The system is already deployed on Claude traffic, the company says.

August 21, 2025

Listen to this article

0:00

This feature uses an automated voice, which may result in occasional errors in pronunciation, tone, or sentiment.

(Photo by RICCARDO MILANI/Hans Lucas/AFP via Getty Images)

As part of its ongoing work with the National Nuclear Security Administration, the small but critical agency charged with monitoring the country’s nuclear stockpile, Anthropic is now working on a new tool designed to help detect when new AI systems output troubling discussions of nuclear weapons.

Artificial intelligence systems have the potential to uncover all sorts of new chemical compounds. While many of those discoveries might be promising, and yield, for example, formulas to help propel nuclear energy sources, they might also risk outputting information that could make it easier to design a nuclear weapon.

In a new blog post, the company said that along with the NNSA and the Energy Department’s national laboratories, it’s developed a classifier that’s able to automatically determine whether nuclear conversation with an AI chatbot is benign or concerning, with 96% accuracy.

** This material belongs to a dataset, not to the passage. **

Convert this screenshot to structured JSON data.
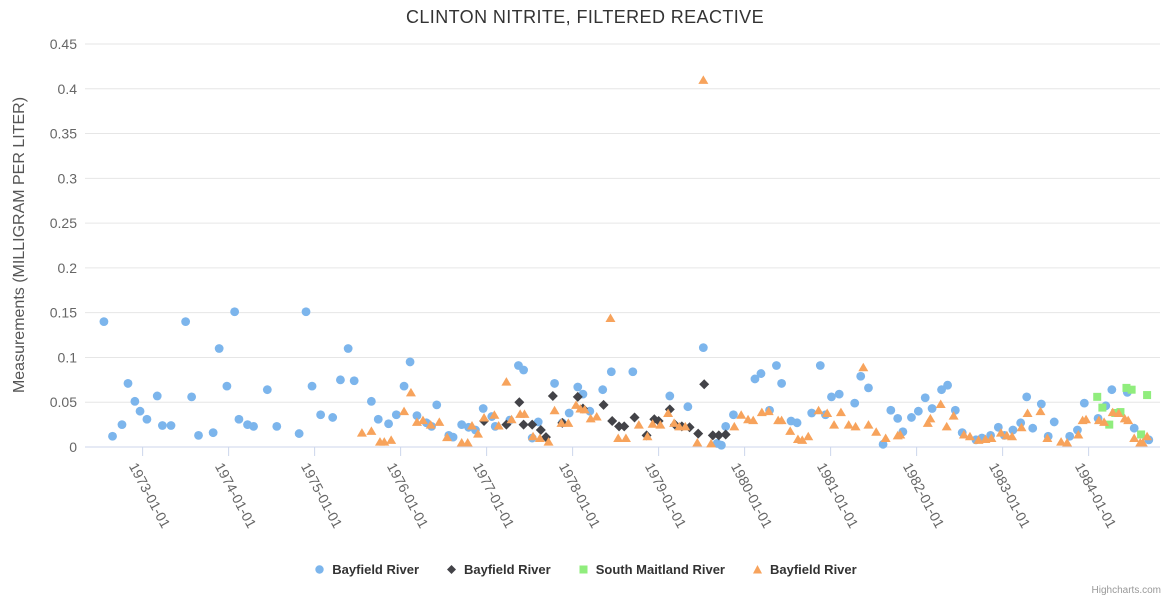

The system was developed based on an NNSA-curated list of nuclear risk indicators. More than 300 synthetic prompts were developed to validate the system. These prompts were generated — rather than sourced from actual user conversations — in order to protect privacy, an Anthropic spokesperson said.

The agency then helped refine the classifier, confirming whether its evaluations of synthetic test prompts were correct. The work built on a previously announced red-teaming partnership between Anthropic and the NNSA.

Notably, the system could make mistakes and flag conversations that aren’t actually attempts to use the system for concerning nuclear-related conversations.

The tool is now deployed on Claude usage and is performing well, the company said. Other companies could easily implement the tool, a company spokesperson added.